Shall I tell you what I am going
to do, Reginald? You, who were once so fond and passionate a lover--
you, whom I have seen kneeling at my feet, humbly born and penniless
though I was--it is only right that you should know the fate of your
abandoned mistress. When I have finished this letter it will be dark--
the shadows are closing in already, and I can scarcely see to write. I
shall creep quietly from the house, and shall make my way over to that
river which I have crossed so often, seated by your side in a carriage.
Once on the bridge, under cover of the blessed darkness, all my
troubles will be ended; you will be burdened with me no longer, and I
shall not cost you even the ten-pound note which you so generously left
for me, and which I shall enclose in this letter. Forgive me if there
is some bitterness in my heart. I try to forgive you--I do forgive you!

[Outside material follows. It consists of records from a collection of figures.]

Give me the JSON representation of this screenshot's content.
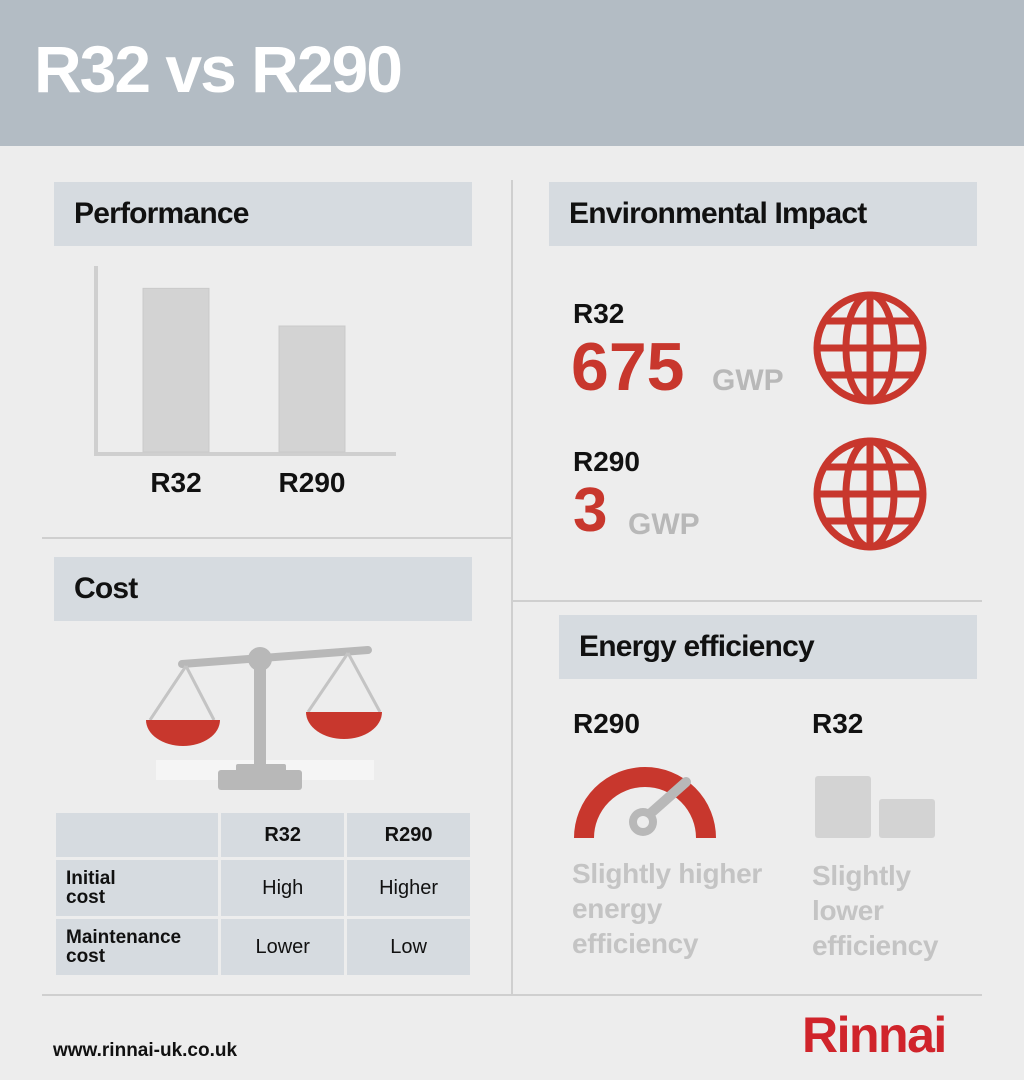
{
  "header": {
    "title": "R32 vs R290"
  },
  "performance": {
    "title": "Performance",
    "chart_data": {
      "type": "bar",
      "categories": [
        "R32",
        "R290"
      ],
      "values": [
        1.0,
        0.77
      ],
      "title": "",
      "xlabel": "",
      "ylabel": "",
      "ylim": [
        0,
        1.1
      ],
      "grid": false
    }
  },
  "environment": {
    "title": "Environmental Impact",
    "items": [
      {
        "name": "R32",
        "value": "675",
        "unit": "GWP",
        "icon": "globe-icon"
      },
      {
        "name": "R290",
        "value": "3",
        "unit": "GWP",
        "icon": "globe-icon"
      }
    ]
  },
  "cost": {
    "title": "Cost",
    "icon": "balance-scale-icon",
    "table": {
      "headers": [
        "",
        "R32",
        "R290"
      ],
      "rows": [
        {
          "label_line1": "Initial",
          "label_line2": "cost",
          "r32": "High",
          "r290": "Higher"
        },
        {
          "label_line1": "Maintenance",
          "label_line2": "cost",
          "r32": "Lower",
          "r290": "Low"
        }
      ]
    }
  },
  "efficiency": {
    "title": "Energy efficiency",
    "left": {
      "name": "R290",
      "icon": "gauge-icon",
      "desc_line1": "Slightly higher",
      "desc_line2": "energy",
      "desc_line3": "efficiency"
    },
    "right": {
      "name": "R32",
      "icon": "bar-blocks-icon",
      "desc_line1": "Slightly",
      "desc_line2": "lower",
      "desc_line3": "efficiency"
    }
  },
  "footer": {
    "url": "www.rinnai-uk.co.uk",
    "brand": "Rinnai"
  },
  "colors": {
    "header_bg": "#b3bcc4",
    "section_bg": "#d6dbe0",
    "accent_red": "#c8372d",
    "brand_red": "#d0242b",
    "bar_grey": "#d3d3d3"
  }
}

May a merciful heaven pardon my sins, as I pardon your desertion of
me_! M.G.'"
There was a pause after the reading of the letter--a silence which Mr.
Eversleigh did not attempt to break. "The second letter I need
scarcely read to you," said the baronet; "it is from a young man whom
you were pleased to patronize some twelve months back--a young man in a
banking office, aspiring and ambitious, whose chief weakness was the
desire to penetrate the mystic circle of fashionable society.